I was once told by my Creative Director in New York: "Being a writer is not an easy life. It takes thick skin." I had asked for her feedback on an ad campaign I wrote for the Museum of Sex in Manhattan. She had told me the ways that it failed, and my disappointment must have showed.

I remember her big office in the sky with two corner windows, the way that people and cars looked like mechanical grids below. I remember feeling about as small as the ant-people below after getting her reaction. Maybe I've mentioned in a posting before but this interaction in particular stewed in me as I was spit out on the streets of Madison Avenue, feeling unworthy. I had wanted to impress my boss with my wit and muscled sentences. I was 23, maybe 24, newly graduated, and thought everyone would be dazzled by my words. I wasn't one of those people who thought she might kind of wish to be a Copywriter. I was a Copywriter who could turn any phrase on it's side, draw on pop references in a split second, create compelling brands. Or so I thought. On the subway to Brooklyn, I was sweaty from the summer humidity and miserable. This was punctuated by the sounds of clanging and screetching in the tunnels, the rickety cars held together with cable and steel, but seeming like they could come undone, just like me.

At my apartment, I decided to call my college Journalism professor, Ann Maxwell. Her steady advice had gotten me through the rough patches. This was before cell phones were prevalent, and long distance calls were a big deal. I went to the bodega on the corner and bought a "calling card" from a Puerto Rican pock-faced man, who checked me out in the creepiest way when I approached the counter.

I spoke for a long time to my Professor about my meeting. I described how hard it was living in Brooklyn, and how things were happening fast, but not fast enough for me. I was on a "career track" in advertising and felt after six short months, I wasn't meeting my milestones. My professor listened carefully for awhile, then paused. "Well," she said. "I guess you have to ask yourself something."

"What's that?" I asked, eagerly.

" 'Am I willing to be a beginner?' " she said. "You have to ask yourself if you're willing to start again each day with a beginner mind. You have to pace yourself to be open. Because this is the important stage. Right now. Being a beginner."

That was the most solid advice I'd ever recieved. She was right, I was so concentrated on the next step that I wasn't focused on the work in front of me. I looked at my Museum of Sex ad. I could see with fresh eyes that it really did suck. I wrote twelve new ads and produced four of them.

Now, here in Iowa City, I have to be in the spirit of giving and recieving feedback. It's a generosity that can be a challenge for some writers, but I feel like the next draft and the next can only improve. Even so, the truth hurts. I sat in Java House today, punching out a new story, when one of my classmates voices made me look up from my computer. "Hey, I didn't see you," she said.

I was "in it" and didn't notice her either. "How ironic. I'm reading your work now," she said.
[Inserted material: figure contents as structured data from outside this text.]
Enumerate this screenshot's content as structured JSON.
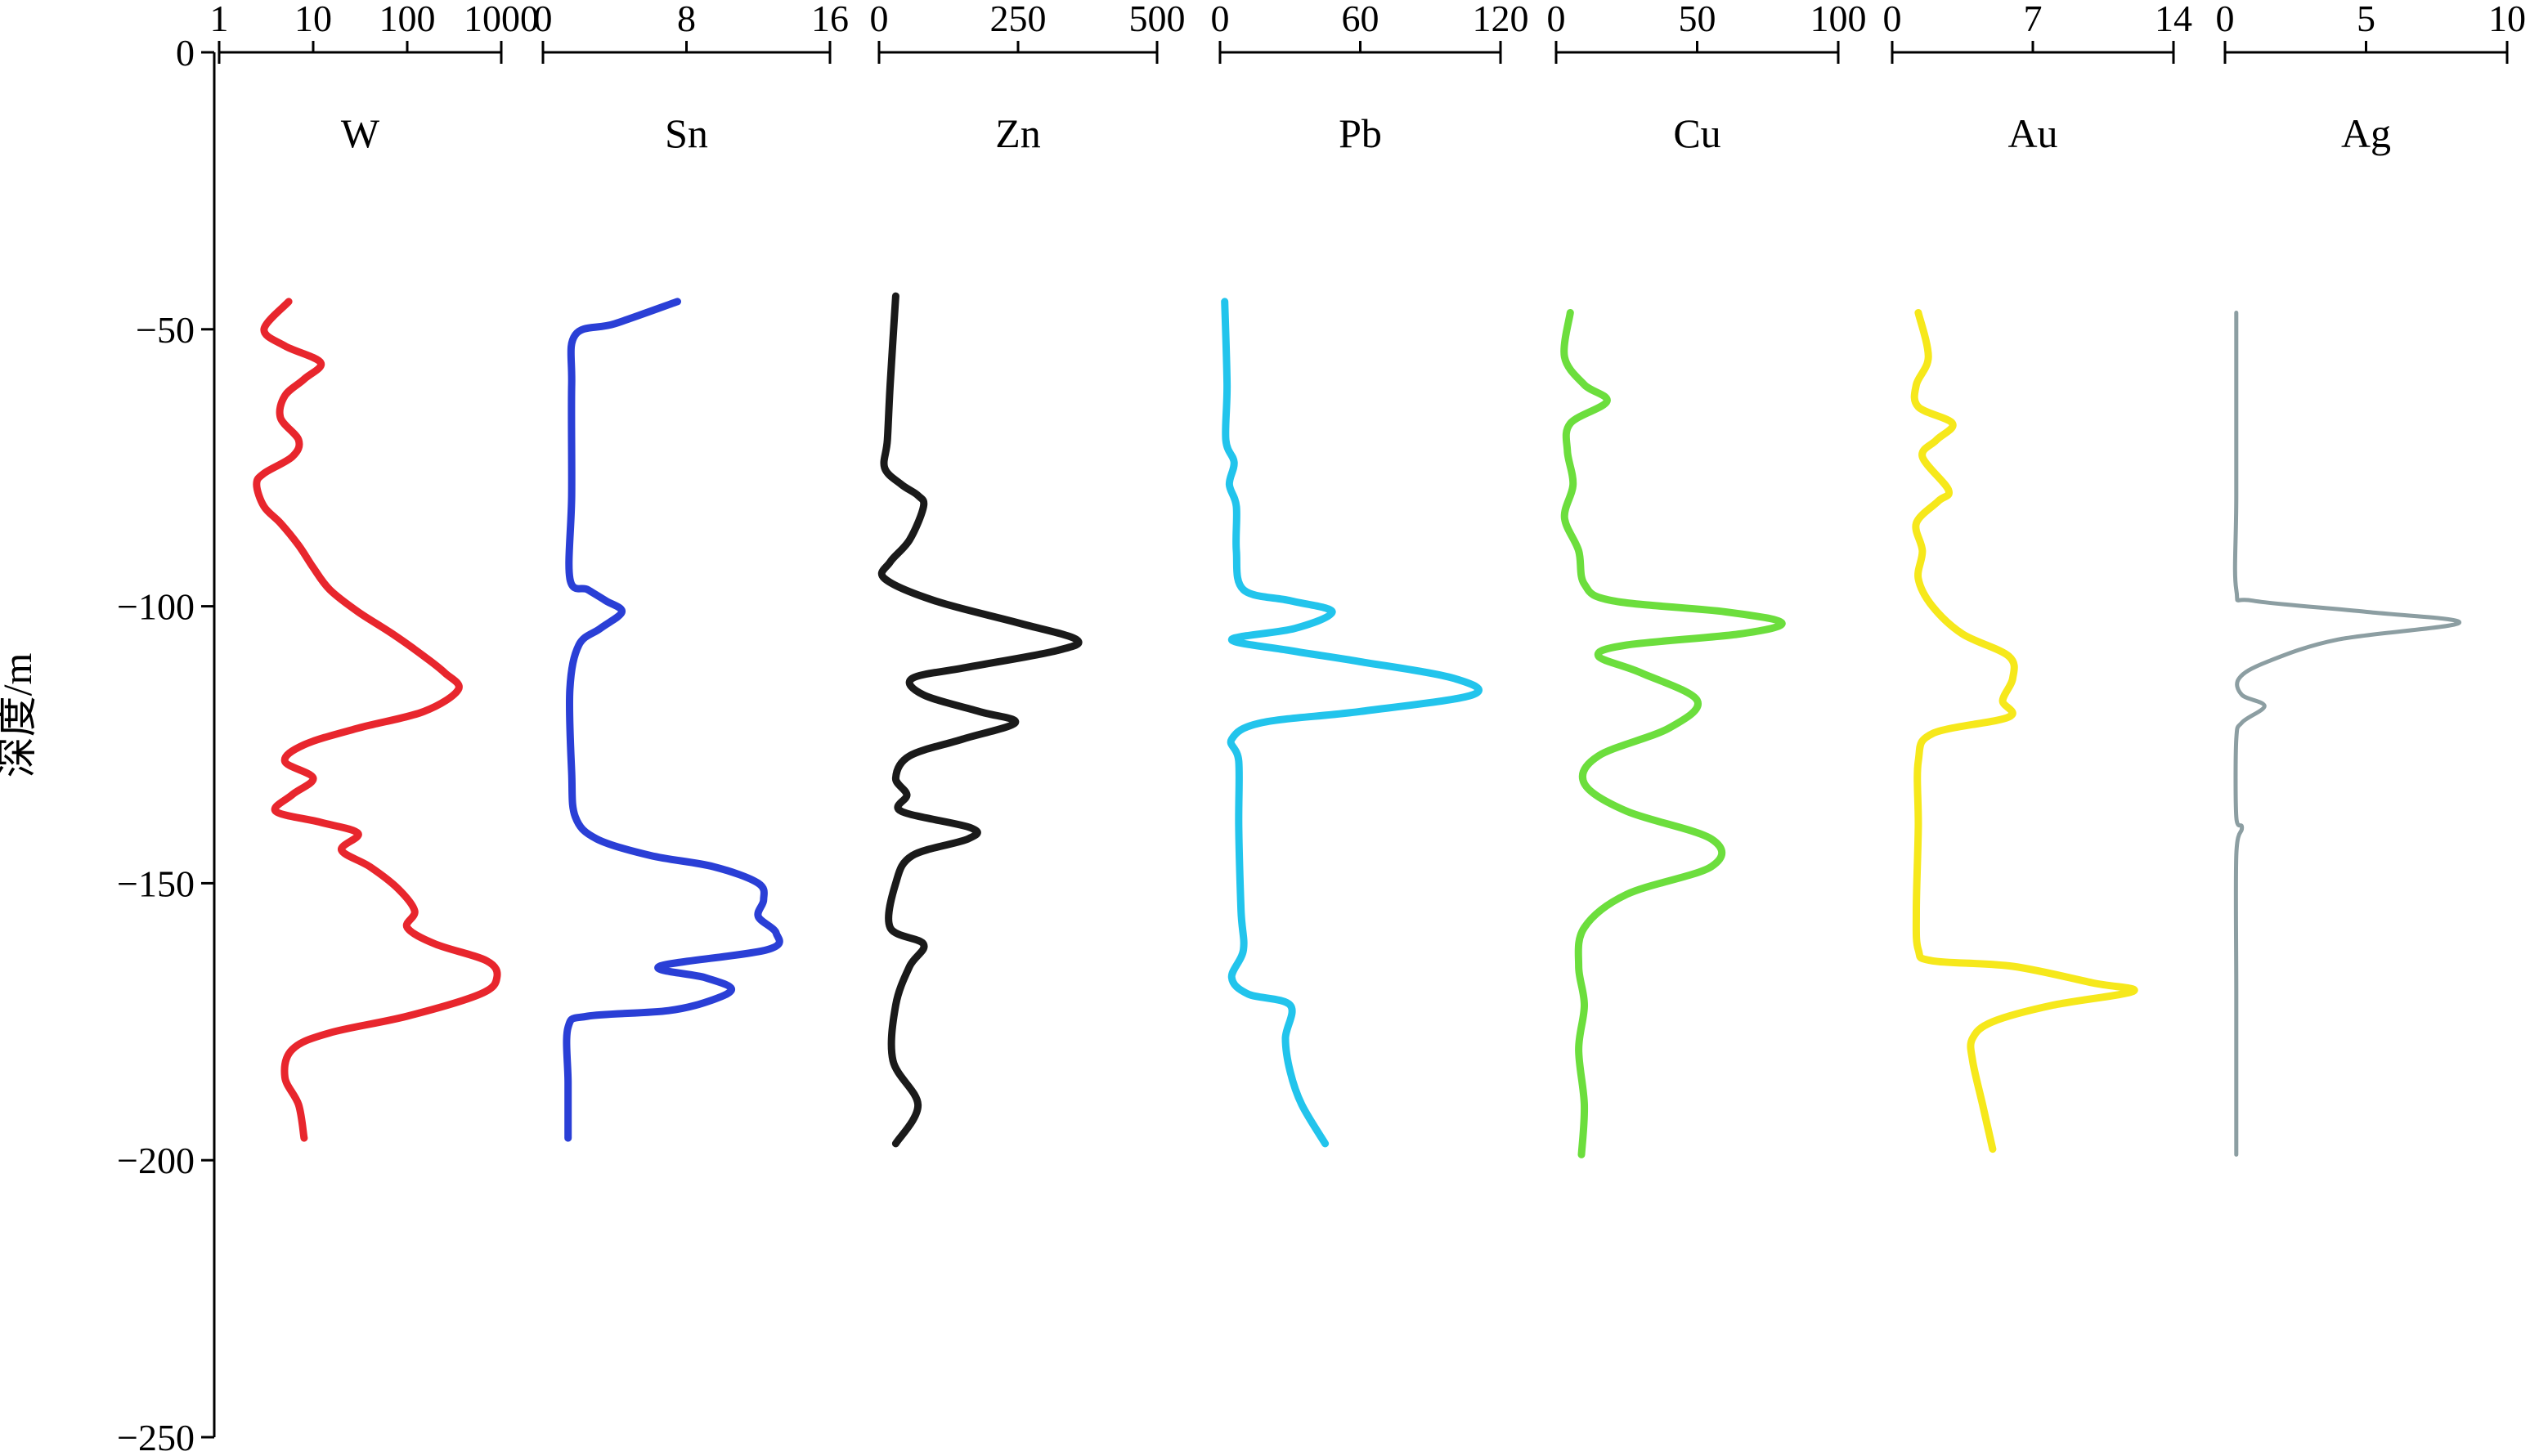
{
  "chart_data": {
    "type": "line",
    "orientation": "depth-profile",
    "ylabel": "深度/m",
    "ylim": [
      -250,
      0
    ],
    "yticks": [
      0,
      -50,
      -100,
      -150,
      -200,
      -250
    ],
    "grid": false,
    "panels": [
      {
        "name": "W",
        "color": "#e8262d",
        "scale": "log",
        "xlim": [
          1,
          1000
        ],
        "xticks": [
          1,
          10,
          100,
          1000
        ],
        "xtick_labels": [
          "1",
          "10",
          "100",
          "1000"
        ],
        "points": [
          [
            5.5,
            -45
          ],
          [
            3,
            -50
          ],
          [
            5,
            -53
          ],
          [
            12,
            -56
          ],
          [
            8,
            -59
          ],
          [
            5,
            -62
          ],
          [
            4.5,
            -66
          ],
          [
            7,
            -70
          ],
          [
            6,
            -73
          ],
          [
            3,
            -76
          ],
          [
            2.5,
            -78
          ],
          [
            3,
            -82
          ],
          [
            4.5,
            -85
          ],
          [
            7,
            -89
          ],
          [
            10,
            -93
          ],
          [
            15,
            -97
          ],
          [
            30,
            -101
          ],
          [
            70,
            -105
          ],
          [
            150,
            -109
          ],
          [
            250,
            -112
          ],
          [
            350,
            -115
          ],
          [
            150,
            -119
          ],
          [
            30,
            -122
          ],
          [
            8,
            -125
          ],
          [
            5,
            -128
          ],
          [
            10,
            -131
          ],
          [
            6,
            -134
          ],
          [
            4,
            -137
          ],
          [
            12,
            -139
          ],
          [
            30,
            -141
          ],
          [
            20,
            -144
          ],
          [
            40,
            -147
          ],
          [
            80,
            -151
          ],
          [
            120,
            -155
          ],
          [
            100,
            -158
          ],
          [
            200,
            -161
          ],
          [
            700,
            -164
          ],
          [
            900,
            -167
          ],
          [
            600,
            -170
          ],
          [
            100,
            -174
          ],
          [
            15,
            -177
          ],
          [
            6,
            -180
          ],
          [
            5,
            -185
          ],
          [
            7,
            -190
          ],
          [
            8,
            -196
          ]
        ]
      },
      {
        "name": "Sn",
        "color": "#2a3fd6",
        "scale": "linear",
        "xlim": [
          0,
          16
        ],
        "xticks": [
          0,
          8,
          16
        ],
        "xtick_labels": [
          "0",
          "8",
          "16"
        ],
        "points": [
          [
            7.5,
            -45
          ],
          [
            4,
            -49
          ],
          [
            1.8,
            -51
          ],
          [
            1.6,
            -60
          ],
          [
            1.6,
            -80
          ],
          [
            1.5,
            -95
          ],
          [
            2.5,
            -97
          ],
          [
            3.5,
            -99
          ],
          [
            4.4,
            -101
          ],
          [
            3.2,
            -104
          ],
          [
            2,
            -107
          ],
          [
            1.5,
            -115
          ],
          [
            1.6,
            -130
          ],
          [
            1.8,
            -138
          ],
          [
            3,
            -142
          ],
          [
            6,
            -145
          ],
          [
            9.5,
            -147
          ],
          [
            12,
            -150
          ],
          [
            12.3,
            -153
          ],
          [
            12,
            -156
          ],
          [
            13,
            -159
          ],
          [
            12.5,
            -162
          ],
          [
            6.5,
            -165
          ],
          [
            9,
            -167
          ],
          [
            10.5,
            -169
          ],
          [
            9.5,
            -171
          ],
          [
            7,
            -173
          ],
          [
            2.5,
            -174
          ],
          [
            1.4,
            -176
          ],
          [
            1.4,
            -186
          ],
          [
            1.4,
            -196
          ]
        ]
      },
      {
        "name": "Zn",
        "color": "#1a1a1a",
        "scale": "linear",
        "xlim": [
          0,
          500
        ],
        "xticks": [
          0,
          250,
          500
        ],
        "xtick_labels": [
          "0",
          "250",
          "500"
        ],
        "points": [
          [
            30,
            -44
          ],
          [
            20,
            -60
          ],
          [
            15,
            -70
          ],
          [
            10,
            -75
          ],
          [
            40,
            -78
          ],
          [
            70,
            -80
          ],
          [
            80,
            -82
          ],
          [
            55,
            -88
          ],
          [
            20,
            -92
          ],
          [
            10,
            -95
          ],
          [
            100,
            -99
          ],
          [
            250,
            -103
          ],
          [
            355,
            -106
          ],
          [
            320,
            -108
          ],
          [
            160,
            -111
          ],
          [
            60,
            -113
          ],
          [
            80,
            -116
          ],
          [
            180,
            -119
          ],
          [
            245,
            -121
          ],
          [
            150,
            -124
          ],
          [
            55,
            -127
          ],
          [
            30,
            -131
          ],
          [
            50,
            -134
          ],
          [
            40,
            -137
          ],
          [
            165,
            -140
          ],
          [
            160,
            -142
          ],
          [
            60,
            -145
          ],
          [
            30,
            -150
          ],
          [
            20,
            -158
          ],
          [
            80,
            -161
          ],
          [
            55,
            -165
          ],
          [
            30,
            -172
          ],
          [
            25,
            -182
          ],
          [
            70,
            -190
          ],
          [
            30,
            -197
          ]
        ]
      },
      {
        "name": "Pb",
        "color": "#22c4ec",
        "scale": "linear",
        "xlim": [
          0,
          120
        ],
        "xticks": [
          0,
          60,
          120
        ],
        "xtick_labels": [
          "0",
          "60",
          "120"
        ],
        "points": [
          [
            2,
            -45
          ],
          [
            3,
            -60
          ],
          [
            2.5,
            -70
          ],
          [
            6,
            -74
          ],
          [
            4,
            -78
          ],
          [
            7,
            -82
          ],
          [
            7,
            -90
          ],
          [
            10,
            -97
          ],
          [
            30,
            -99
          ],
          [
            48,
            -101
          ],
          [
            32,
            -104
          ],
          [
            5,
            -106
          ],
          [
            30,
            -108
          ],
          [
            60,
            -110
          ],
          [
            100,
            -113
          ],
          [
            108,
            -116
          ],
          [
            60,
            -119
          ],
          [
            18,
            -121
          ],
          [
            5,
            -124
          ],
          [
            8,
            -128
          ],
          [
            8,
            -140
          ],
          [
            9,
            -155
          ],
          [
            10,
            -162
          ],
          [
            5,
            -167
          ],
          [
            12,
            -170
          ],
          [
            30,
            -172
          ],
          [
            28,
            -178
          ],
          [
            30,
            -184
          ],
          [
            35,
            -190
          ],
          [
            45,
            -197
          ]
        ]
      },
      {
        "name": "Cu",
        "color": "#6cde3d",
        "scale": "linear",
        "xlim": [
          0,
          100
        ],
        "xticks": [
          0,
          50,
          100
        ],
        "xtick_labels": [
          "0",
          "50",
          "100"
        ],
        "points": [
          [
            5,
            -47
          ],
          [
            3,
            -55
          ],
          [
            10,
            -60
          ],
          [
            18,
            -63
          ],
          [
            5,
            -67
          ],
          [
            4,
            -72
          ],
          [
            6,
            -78
          ],
          [
            3,
            -84
          ],
          [
            8,
            -90
          ],
          [
            10,
            -96
          ],
          [
            20,
            -99
          ],
          [
            60,
            -101
          ],
          [
            80,
            -103
          ],
          [
            65,
            -105
          ],
          [
            25,
            -107
          ],
          [
            15,
            -109
          ],
          [
            30,
            -112
          ],
          [
            50,
            -117
          ],
          [
            40,
            -122
          ],
          [
            15,
            -127
          ],
          [
            10,
            -132
          ],
          [
            25,
            -137
          ],
          [
            55,
            -142
          ],
          [
            55,
            -147
          ],
          [
            25,
            -152
          ],
          [
            10,
            -158
          ],
          [
            8,
            -165
          ],
          [
            10,
            -172
          ],
          [
            8,
            -180
          ],
          [
            10,
            -190
          ],
          [
            9,
            -199
          ]
        ]
      },
      {
        "name": "Au",
        "color": "#f6e81b",
        "scale": "linear",
        "xlim": [
          0,
          14
        ],
        "xticks": [
          0,
          7,
          14
        ],
        "xtick_labels": [
          "0",
          "7",
          "14"
        ],
        "points": [
          [
            1.3,
            -47
          ],
          [
            1.8,
            -55
          ],
          [
            1.2,
            -60
          ],
          [
            1.3,
            -64
          ],
          [
            3,
            -67
          ],
          [
            2.2,
            -70
          ],
          [
            1.5,
            -73
          ],
          [
            2.8,
            -79
          ],
          [
            2.3,
            -81
          ],
          [
            1.2,
            -85
          ],
          [
            1.5,
            -90
          ],
          [
            1.3,
            -95
          ],
          [
            2,
            -100
          ],
          [
            3.5,
            -105
          ],
          [
            5.8,
            -109
          ],
          [
            6,
            -113
          ],
          [
            5.5,
            -117
          ],
          [
            5.8,
            -120
          ],
          [
            2,
            -123
          ],
          [
            1.3,
            -128
          ],
          [
            1.3,
            -140
          ],
          [
            1.2,
            -155
          ],
          [
            1.3,
            -162
          ],
          [
            2,
            -164
          ],
          [
            6,
            -165
          ],
          [
            10,
            -168
          ],
          [
            12,
            -169.5
          ],
          [
            8,
            -172
          ],
          [
            5,
            -175
          ],
          [
            4,
            -178
          ],
          [
            4,
            -182
          ],
          [
            4.5,
            -190
          ],
          [
            5,
            -198
          ]
        ]
      },
      {
        "name": "Ag",
        "color": "#8c9ea2",
        "scale": "linear",
        "xlim": [
          0,
          10
        ],
        "xticks": [
          0,
          5,
          10
        ],
        "xtick_labels": [
          "0",
          "5",
          "10"
        ],
        "points": [
          [
            0.4,
            -47
          ],
          [
            0.4,
            -80
          ],
          [
            0.4,
            -97
          ],
          [
            1,
            -99
          ],
          [
            5,
            -101
          ],
          [
            8.3,
            -103
          ],
          [
            4,
            -106
          ],
          [
            1.5,
            -110
          ],
          [
            0.5,
            -113
          ],
          [
            0.6,
            -116
          ],
          [
            1.4,
            -118
          ],
          [
            0.6,
            -121
          ],
          [
            0.4,
            -124
          ],
          [
            0.4,
            -138
          ],
          [
            0.6,
            -140
          ],
          [
            0.4,
            -145
          ],
          [
            0.4,
            -170
          ],
          [
            0.4,
            -199
          ]
        ]
      }
    ]
  }
}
This scared me because she was hands down the most critical of the writers in my workshop. Just yesterday she told a writer up for workshop, "There's no story in this work." or "I wanted to like these characters." or "I looked for the plot." I was essentially scared of this innocent, curly haired Midwesterner. She waxed philisophical about classic writers and stretched her hands behind her head to display her hairy armpits, giving her credibility somehow.

There was an uncomfortable pause, because I had work to do and didn't know what to say to her. She spoke first: "How do you spell 'awkward'?" she asked.

"A-W-K-W-A-R-D. Awkward," I said like a Spelling Bee finalist.

"Oh. Okay," she said, nose down. I went back to my work, looking up at times to note her fierce underlinings on my manuscript. That's when it hit me.

"Did I just spell awkward for you so that you could write that on my manuscript?" I asked.

"Yeah," she said with non-challance. "Is that okay?" she asked me like it didn't matter, I had no choice.

I inhaled and nodded, biting the inside of my mouth accidentally. She went back to her critique and I went back to mine. "Are you willing to be a beginner?" jumped in my mind, like God herself whispering in my ear.

"Yes," I told her, even though she wasn't listening.